4:48 We're just going to keep the data, it's unlikely to have changed since then. Now we run it, and we get different answers still.
4:55 It's now down to these three that are the actual slow ones. But like I said, I don't think we can optimize that any faster.
5:04 Here's the research.init, and that's six milliseconds. I don't think we can do better than that. We're loading a pretty large text file and parsing it;
5:13 six milliseconds, we're going to be happy with that. So you can see how we went through this process of iteration with profiling,
5:19 to actually come to make our code much, much faster. It used to take almost half a second, now it takes 55 milliseconds.
5:28 And that's actually to call it, how many times did we call it, 100 times, is that what I said?
5:34 Yeah, so in the end we're sort of running the whole program 100 times and we've got it down to 55 milliseconds.
5:40 Less than one millisecond to run that whole analysis; load that file, do that, and so on.
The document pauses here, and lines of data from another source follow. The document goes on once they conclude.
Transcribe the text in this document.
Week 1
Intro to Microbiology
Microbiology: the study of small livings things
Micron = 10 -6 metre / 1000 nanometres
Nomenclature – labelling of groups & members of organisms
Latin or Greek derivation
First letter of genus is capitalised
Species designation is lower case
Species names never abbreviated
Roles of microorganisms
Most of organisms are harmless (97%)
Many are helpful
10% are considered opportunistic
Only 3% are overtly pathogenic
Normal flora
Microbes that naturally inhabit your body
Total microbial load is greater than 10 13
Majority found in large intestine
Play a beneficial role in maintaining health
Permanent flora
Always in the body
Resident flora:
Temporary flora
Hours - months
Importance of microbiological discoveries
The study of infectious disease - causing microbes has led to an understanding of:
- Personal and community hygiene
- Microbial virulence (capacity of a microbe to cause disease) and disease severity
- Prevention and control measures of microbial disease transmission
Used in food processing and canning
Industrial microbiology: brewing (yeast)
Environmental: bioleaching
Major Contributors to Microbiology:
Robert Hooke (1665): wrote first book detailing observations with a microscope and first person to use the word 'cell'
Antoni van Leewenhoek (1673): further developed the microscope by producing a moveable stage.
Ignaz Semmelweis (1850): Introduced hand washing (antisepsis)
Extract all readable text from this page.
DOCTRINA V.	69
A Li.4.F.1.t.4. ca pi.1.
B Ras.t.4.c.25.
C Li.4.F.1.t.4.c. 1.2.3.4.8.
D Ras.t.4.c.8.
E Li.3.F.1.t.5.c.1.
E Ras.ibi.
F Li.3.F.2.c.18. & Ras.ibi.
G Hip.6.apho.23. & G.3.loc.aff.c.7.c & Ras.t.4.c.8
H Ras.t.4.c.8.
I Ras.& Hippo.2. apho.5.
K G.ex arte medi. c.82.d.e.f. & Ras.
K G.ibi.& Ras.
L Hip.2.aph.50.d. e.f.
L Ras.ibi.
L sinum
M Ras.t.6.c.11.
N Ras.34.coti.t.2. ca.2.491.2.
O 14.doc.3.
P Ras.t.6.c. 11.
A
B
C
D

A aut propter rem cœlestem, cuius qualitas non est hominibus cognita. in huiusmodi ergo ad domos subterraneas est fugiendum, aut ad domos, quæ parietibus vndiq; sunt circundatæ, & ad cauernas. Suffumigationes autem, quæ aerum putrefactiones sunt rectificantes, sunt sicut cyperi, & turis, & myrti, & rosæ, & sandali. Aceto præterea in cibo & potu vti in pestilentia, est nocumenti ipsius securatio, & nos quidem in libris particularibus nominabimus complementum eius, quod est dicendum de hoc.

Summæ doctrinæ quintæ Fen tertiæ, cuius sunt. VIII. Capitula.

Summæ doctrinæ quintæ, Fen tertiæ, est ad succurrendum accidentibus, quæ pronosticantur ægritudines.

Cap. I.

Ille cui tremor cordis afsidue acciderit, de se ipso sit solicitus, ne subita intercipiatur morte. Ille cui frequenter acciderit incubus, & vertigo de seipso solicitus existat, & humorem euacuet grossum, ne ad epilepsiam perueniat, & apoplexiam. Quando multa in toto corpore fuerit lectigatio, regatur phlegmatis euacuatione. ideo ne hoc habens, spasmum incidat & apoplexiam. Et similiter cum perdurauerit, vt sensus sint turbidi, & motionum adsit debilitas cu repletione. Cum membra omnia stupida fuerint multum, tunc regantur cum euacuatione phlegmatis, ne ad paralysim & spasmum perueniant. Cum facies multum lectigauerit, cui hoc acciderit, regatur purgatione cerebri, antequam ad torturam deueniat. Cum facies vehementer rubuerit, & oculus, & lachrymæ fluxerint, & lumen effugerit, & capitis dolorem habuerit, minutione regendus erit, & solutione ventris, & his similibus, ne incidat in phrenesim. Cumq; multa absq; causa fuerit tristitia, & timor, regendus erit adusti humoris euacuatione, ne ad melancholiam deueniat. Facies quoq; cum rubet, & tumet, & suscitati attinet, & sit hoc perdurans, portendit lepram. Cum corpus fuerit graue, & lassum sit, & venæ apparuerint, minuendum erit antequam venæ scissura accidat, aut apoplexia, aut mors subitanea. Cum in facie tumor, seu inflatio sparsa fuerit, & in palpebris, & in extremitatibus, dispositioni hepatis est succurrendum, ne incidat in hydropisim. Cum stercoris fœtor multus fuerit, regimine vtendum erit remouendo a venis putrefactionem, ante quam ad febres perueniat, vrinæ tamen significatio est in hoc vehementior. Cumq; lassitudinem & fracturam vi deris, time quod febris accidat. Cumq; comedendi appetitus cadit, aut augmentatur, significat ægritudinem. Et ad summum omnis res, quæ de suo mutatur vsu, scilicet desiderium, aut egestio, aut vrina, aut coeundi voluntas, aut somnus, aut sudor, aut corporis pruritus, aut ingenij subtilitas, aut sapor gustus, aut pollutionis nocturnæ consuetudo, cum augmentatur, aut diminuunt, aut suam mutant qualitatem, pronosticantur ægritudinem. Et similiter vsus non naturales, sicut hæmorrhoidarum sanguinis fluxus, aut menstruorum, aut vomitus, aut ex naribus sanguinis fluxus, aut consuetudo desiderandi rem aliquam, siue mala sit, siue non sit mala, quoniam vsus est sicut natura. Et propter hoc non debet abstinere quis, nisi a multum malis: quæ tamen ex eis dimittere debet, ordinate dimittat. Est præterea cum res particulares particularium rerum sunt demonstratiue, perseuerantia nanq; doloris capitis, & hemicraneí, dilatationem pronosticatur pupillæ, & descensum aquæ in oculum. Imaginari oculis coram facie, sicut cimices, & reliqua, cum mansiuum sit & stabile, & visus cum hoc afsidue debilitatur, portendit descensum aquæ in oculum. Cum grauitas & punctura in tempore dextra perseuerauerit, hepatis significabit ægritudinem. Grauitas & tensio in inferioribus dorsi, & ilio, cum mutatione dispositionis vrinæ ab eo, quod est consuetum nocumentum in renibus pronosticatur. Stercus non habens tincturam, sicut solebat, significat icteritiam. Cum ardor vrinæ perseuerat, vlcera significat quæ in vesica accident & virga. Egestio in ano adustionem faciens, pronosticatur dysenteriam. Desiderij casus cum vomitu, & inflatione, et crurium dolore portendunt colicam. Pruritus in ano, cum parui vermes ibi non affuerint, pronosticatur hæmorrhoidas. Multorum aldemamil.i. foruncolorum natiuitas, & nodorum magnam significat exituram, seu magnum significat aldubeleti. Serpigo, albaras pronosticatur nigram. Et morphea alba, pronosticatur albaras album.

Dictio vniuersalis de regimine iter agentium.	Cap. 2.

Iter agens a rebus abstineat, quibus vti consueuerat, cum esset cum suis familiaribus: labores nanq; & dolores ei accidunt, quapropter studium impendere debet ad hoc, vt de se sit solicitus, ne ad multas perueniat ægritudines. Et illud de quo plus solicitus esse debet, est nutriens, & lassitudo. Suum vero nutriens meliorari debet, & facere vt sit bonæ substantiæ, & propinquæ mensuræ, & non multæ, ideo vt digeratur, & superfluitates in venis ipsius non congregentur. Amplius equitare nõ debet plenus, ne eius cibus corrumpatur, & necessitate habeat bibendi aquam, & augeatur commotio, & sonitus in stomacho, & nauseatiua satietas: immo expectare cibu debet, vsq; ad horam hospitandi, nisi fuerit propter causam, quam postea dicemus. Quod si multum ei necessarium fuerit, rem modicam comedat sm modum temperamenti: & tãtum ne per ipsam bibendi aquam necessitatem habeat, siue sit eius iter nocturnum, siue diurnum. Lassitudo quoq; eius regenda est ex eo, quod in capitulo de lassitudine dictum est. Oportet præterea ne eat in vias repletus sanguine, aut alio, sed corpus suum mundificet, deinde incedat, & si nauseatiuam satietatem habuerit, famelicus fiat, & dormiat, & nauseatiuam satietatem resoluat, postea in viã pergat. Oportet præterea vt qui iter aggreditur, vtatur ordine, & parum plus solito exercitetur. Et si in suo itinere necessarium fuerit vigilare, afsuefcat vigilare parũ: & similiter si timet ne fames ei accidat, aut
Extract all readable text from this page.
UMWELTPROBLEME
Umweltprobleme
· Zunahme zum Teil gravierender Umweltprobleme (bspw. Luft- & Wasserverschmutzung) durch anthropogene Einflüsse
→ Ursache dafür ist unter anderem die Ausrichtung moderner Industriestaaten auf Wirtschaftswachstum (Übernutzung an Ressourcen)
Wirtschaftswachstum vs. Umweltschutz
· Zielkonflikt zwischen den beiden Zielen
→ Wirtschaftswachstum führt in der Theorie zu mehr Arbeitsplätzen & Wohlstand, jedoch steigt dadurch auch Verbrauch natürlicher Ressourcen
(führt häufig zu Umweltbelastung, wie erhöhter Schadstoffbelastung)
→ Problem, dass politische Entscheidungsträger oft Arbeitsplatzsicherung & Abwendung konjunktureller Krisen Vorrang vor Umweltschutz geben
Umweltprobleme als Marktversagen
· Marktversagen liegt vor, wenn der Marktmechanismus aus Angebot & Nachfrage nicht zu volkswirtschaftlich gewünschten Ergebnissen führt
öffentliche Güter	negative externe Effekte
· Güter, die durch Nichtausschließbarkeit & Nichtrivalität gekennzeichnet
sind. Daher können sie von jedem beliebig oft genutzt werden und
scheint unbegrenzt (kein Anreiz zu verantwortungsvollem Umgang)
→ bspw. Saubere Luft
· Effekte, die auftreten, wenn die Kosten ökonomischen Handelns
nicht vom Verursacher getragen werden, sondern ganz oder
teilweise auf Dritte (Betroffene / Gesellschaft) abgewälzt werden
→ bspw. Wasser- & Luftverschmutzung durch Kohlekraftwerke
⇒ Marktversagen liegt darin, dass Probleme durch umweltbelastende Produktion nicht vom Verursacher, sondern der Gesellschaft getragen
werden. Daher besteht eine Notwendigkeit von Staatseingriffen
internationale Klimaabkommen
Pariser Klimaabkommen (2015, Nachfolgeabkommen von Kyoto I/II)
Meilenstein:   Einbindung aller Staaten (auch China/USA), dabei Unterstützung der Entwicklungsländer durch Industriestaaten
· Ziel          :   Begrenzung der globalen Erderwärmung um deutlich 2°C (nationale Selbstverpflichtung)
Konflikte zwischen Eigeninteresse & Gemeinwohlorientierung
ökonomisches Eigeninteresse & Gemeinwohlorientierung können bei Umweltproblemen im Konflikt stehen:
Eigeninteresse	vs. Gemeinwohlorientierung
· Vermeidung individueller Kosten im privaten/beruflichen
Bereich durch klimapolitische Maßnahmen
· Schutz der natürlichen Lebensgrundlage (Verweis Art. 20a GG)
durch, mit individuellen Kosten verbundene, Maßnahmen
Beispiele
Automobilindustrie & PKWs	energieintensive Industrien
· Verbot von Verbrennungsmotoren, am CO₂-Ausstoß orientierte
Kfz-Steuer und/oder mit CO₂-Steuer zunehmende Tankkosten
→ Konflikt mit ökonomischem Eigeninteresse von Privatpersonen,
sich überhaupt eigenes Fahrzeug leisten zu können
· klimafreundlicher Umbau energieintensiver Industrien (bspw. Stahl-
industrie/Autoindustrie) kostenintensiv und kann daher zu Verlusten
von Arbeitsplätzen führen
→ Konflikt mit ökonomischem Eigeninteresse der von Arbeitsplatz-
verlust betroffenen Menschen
That's not quite right because
5:47 we're only technically loading parts of the file once, and caching that, right, but you can see how we go through this process
5:53 to really look at where our code is slow, think about why it's slow, and whether or not we can change it. Sometimes we could, parse row,
6:02 other times, hot days, cold days, wet days, we're kind of there, like, there's not a whole lot more we can do. If we want that to be faster,
6:08 maybe we have to pre-compute those and store them, like, basically cache the result of that cold days list and so on.
6:16 But that's, that adds a bunch of complexity and it's just not worth it here.